A deal between the Syrian government and the administration in the autonomous region in northern Syria is “inevitable,” a senior Kurdish military official said on Saturday, January 5, insisting that Kurdish forces should remain in the area.
Marginalised for decades, Syria’s Kurds led the formation of a de facto autonomous region across some 30 percent of the nation’s territory after the devastating war began in 2011.
The predominantly Kurdish People’s Protection Units (YPG) forms the backbone of the multi-ethnic Syrian Democratic Forces alliance, which is waging the ground campaign against Islamic State in Syria backed by the international Coalition.
Those new administrative arrangements were formalized in 2016 with the creation of the Democratic Federation of Northern Syria in territory under SDF control.
U.S. President Donald Trumps’s shock decision to withdraw troops from Syria sparked turmoil within his administration and inflamed fears of a long-expected Turkish assault against the YPG.
Turkey considers the YPG inextricable from the Kurdistan Workers’ Party (PKK), which is designated a terrorist group by Ankara and its Western allies. The YPG is not a proscribed organization in the European Union, United Kingdom or United States.
After Trump’s announcement, U.S. officials encouraged the northern Syria administration to try to find a solution with President Bashar al-Assad’s government, senior Syrian Democratic official Ilham Ahmed told The Defense Post.
Rêdûr Xelîl, a senior SDF official and past YPG spokesperson, told AFP that northern Syria officials and Damascus were bound to reach a deal.
“Reaching a solution between the autonomous administration and the Syrian government is inevitable because our areas are part of Syria,” Xelil said.
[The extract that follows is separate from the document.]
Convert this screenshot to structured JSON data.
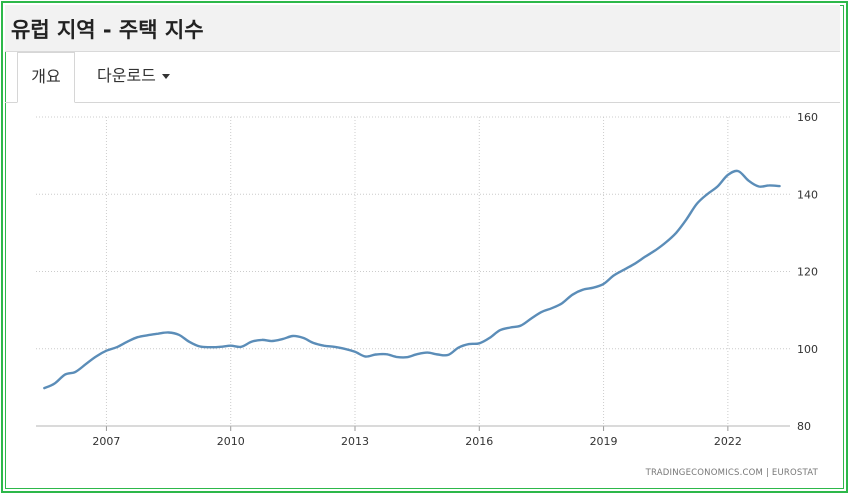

Talks ongoing over administration of Manbij
Turkey-backed Syrian rebel groups, including militant Islamist groups, have been massing near Manbij in preparation for an apparent attack on the city. In response to the threat, and after a YPG call for the government to protect against a Turkish invasion, Syrian Arab Army forces deployed west of the city in the town of al-Arima, and Russia re-established its coordination center there.
U.S. State Department officials previously expressed concern that any Turkey-led incursion would put Coalition forces at serious risk, and recommended that CJTF-OIR commander Lieutenant General Paul LaCamera increase patrols and cooperation on the Manbij roadmap agreed between the U.S. and Turkey.
“Negotiations are ongoing with the government to reach a final formulation for administering the city of Manbij,” Xelil told AFP, adding that talks had shown “positive signs”.
If that leads to a solution that “protects the rights” of Manbij residents, a similar arrangement could be applied to SDF-controlled areas of Deir Ezzor province, east of the Euphrates river, Xelil said.
Xelil added that the deployment of government forces along the Turkish border could not be ruled out.
“We still have some differences with the central government, which need negotiations with international support,” Xelil said, adding that regime backer Russia could act as a guarantor state.
Outstanding issues in the talks between northern Syria officials and the Syrian regime include the form of government in Kurdish regions and the future of Kurdish forces stationed there, AFP reporting him as saying.
“The tasks of these forces could change, but we will not withdraw from our territory,” Xelil said, adding Kurdish fighters could be integrated into the Syrian army.